Ele conta que a esposa costuma chorar em grande parte do dia, mas fica em silêncio quando o marido se apresenta para ela. “Os médicos disseram que choro é uma das características que podem ser apresentadas por pacientes com Alzheimer avançado. Em alguns momentos, ela chora porque algo a incomoda e logo resolvemos o problema. Em outros, não há nenhum motivo”, comenta Lúcio.
“Mas sempre que ouve as serenatas, ela para de chorar. Por isso posso dizer que ela gosta das minhas canções”, diz o artista.
Com o violão, ele costuma cantar músicas do folclore pampeano – pertencente à cultura sulista— e clássicos do sertanejo. “São músicas que sei que ela sempre gostou”, explica Lúcio. O artista também costuma fazer brincadeiras bem-humoradas para a esposa. “Eu sempre faço palhaçadas, para alegrá-la. Ela não demonstra reação, mas ao menos fica mais tranquila.”
Regiane Garrido ressalta que as serenatas de Lúcio não trarão a cura para a doença da esposa. No entanto, são importantes alternativas para confortar a mulher. “É comum que os pacientes gostem das músicas, principalmente aquelas que ouviam na mocidade. A memória afetiva é uma das últimas a se perder. Ninguém vai melhorar por causa disso. Mas todo conforto a esses pacientes é bem-vindo”, diz.
As serenatas para a esposa costumam ser feitas no quarto dela. “Sento em uma cadeira ou na cama e canto”, diz. Lúcio comenta que não tem forças para levar Sueli para o pátio de casa, por isso, na maioria das vezes, faz as apresentações dentro da residência. “Somente canto fora do quarto quando meu filho está em casa no período da tarde e consegue levá-la para fora.”

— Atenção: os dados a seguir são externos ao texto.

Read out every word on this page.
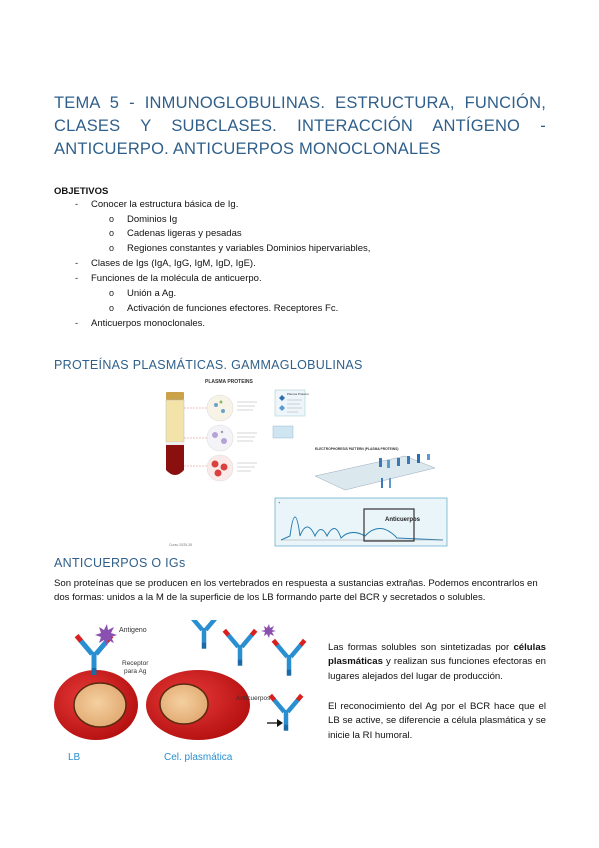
TEMA 5 - INMUNOGLOBULINAS. ESTRUCTURA, FUNCIÓN, CLASES Y SUBCLASES. INTERACCIÓN ANTÍGENO - ANTICUERPO. ANTICUERPOS MONOCLONALES
OBJETIVOS
- Conocer la estructura básica de Ig.
o Dominios Ig
o Cadenas ligeras y pesadas
o Regiones constantes y variables Dominios hipervariables,
- Clases de Igs (IgA, IgG, IgM, IgD, IgE).
- Funciones de la molécula de anticuerpo.
o Unión a Ag.
o Activación de funciones efectores. Receptores Fc.
- Anticuerpos monoclonales.
PROTEÍNAS PLASMÁTICAS. GAMMAGLOBULINAS
PLASMA PROTEINS
Plasma Proteins
ELECTROPHORESIS PATTERN (PLASMA PROTEINS)
+
Anticuerpos
Curso 2025-26
ANTICUERPOS O IGs

Son proteínas que se producen en los vertebrados en respuesta a sustancias extrañas. Podemos encontrarlos en dos formas: unidos a la M de la superficie de los LB formando parte del BCR y secretados o solubles.

Antigeno
Receptor para Ag
LB
Anticuerpos
Cel. plasmática

Las formas solubles son sintetizadas por células plasmáticas y realizan sus funciones efectoras en lugares alejados del lugar de producción.

El reconocimiento del Ag por el BCR hace que el LB se active, se diferencie a célula plasmática y se inicie la RI humoral.
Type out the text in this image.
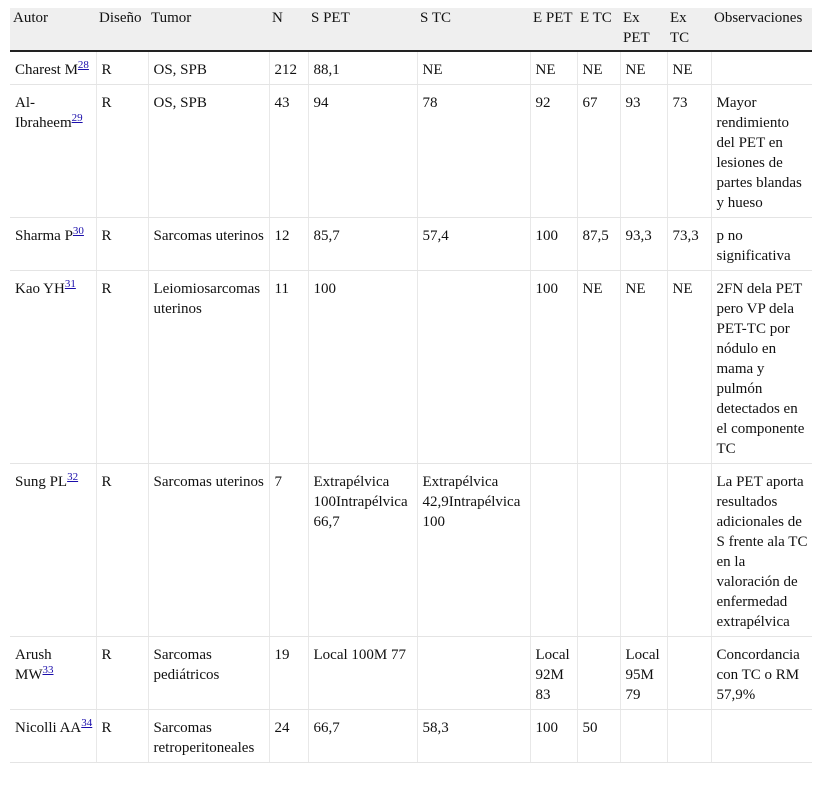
Autor	Diseño	Tumor	N	S PET	S TC	E PET	E TC	Ex PET	Ex TC	Observaciones
Charest M$^{28}$	R	OS, SPB	212	88,1	NE	NE	NE	NE	NE	
Al-Ibraheem$^{29}$	R	OS, SPB	43	94	78	92	67	93	73	Mayor rendimiento del PET en lesiones de partes blandas y hueso
Sharma P$^{30}$	R	Sarcomas uterinos	12	85,7	57,4	100	87,5	93,3	73,3	p no significativa
Kao YH$^{31}$	R	Leiomiosarcomas uterinos	11	100		100	NE	NE	NE	2FN dela PET pero VP dela PET-TC por nódulo en mama y pulmón detectados en el componente TC
Sung PL$^{32}$	R	Sarcomas uterinos	7	Extrapélvica 100Intrapélvica 66,7	Extrapélvica 42,9Intrapélvica 100					La PET aporta resultados adicionales de S frente ala TC en la valoración de enfermedad extrapélvica
Arush MW$^{33}$	R	Sarcomas pediátricos	19	Local 100M 77		Local 92M 83		Local 95M 79		Concordancia con TC o RM 57,9%
Nicolli AA$^{34}$	R	Sarcomas retroperitoneales	24	66,7	58,3	100	50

Em uma das recentes vezes em que levou a mãe para fora de casa, Pedro fotografou a serenata do pai. Foi então que Lúcio decidiu fazer a publicação que viralizou. “Eu não imaginei que ele fosse usar aquela imagem, porque meu pai é artista, sempre está arrumado nas fotos e naquela estava sem camisa. Mas ele me disse que não tinha problema estar daquele jeito, porque queria compartilhar aquele momento”, relata o jovem.
Respostas
Com o sucesso da publicação, Lúcio espera conseguir respostas que possam auxiliá-lo a melhorar a qualidade de vida da esposa.
“Tudo aponta que essa doença não tem cura. Não posso esperar muita coisa. Espero que a medicina avance e encontre respostas no futuro. Hoje, quero ajudá-la a não sofrer tanto. Mas não quero nenhum medicamento que a deixe ‘grogue’ e, praticamente, morta, porque não quero vê-la assim”, diz.
“Mesmo com todas as dificuldades, eu jamais vou pensar que quero que Deus a leve. Por mais difícil que seja, quero que ele deixe a minha esposa aqui, porque eu me encarrego de cuidar dela.”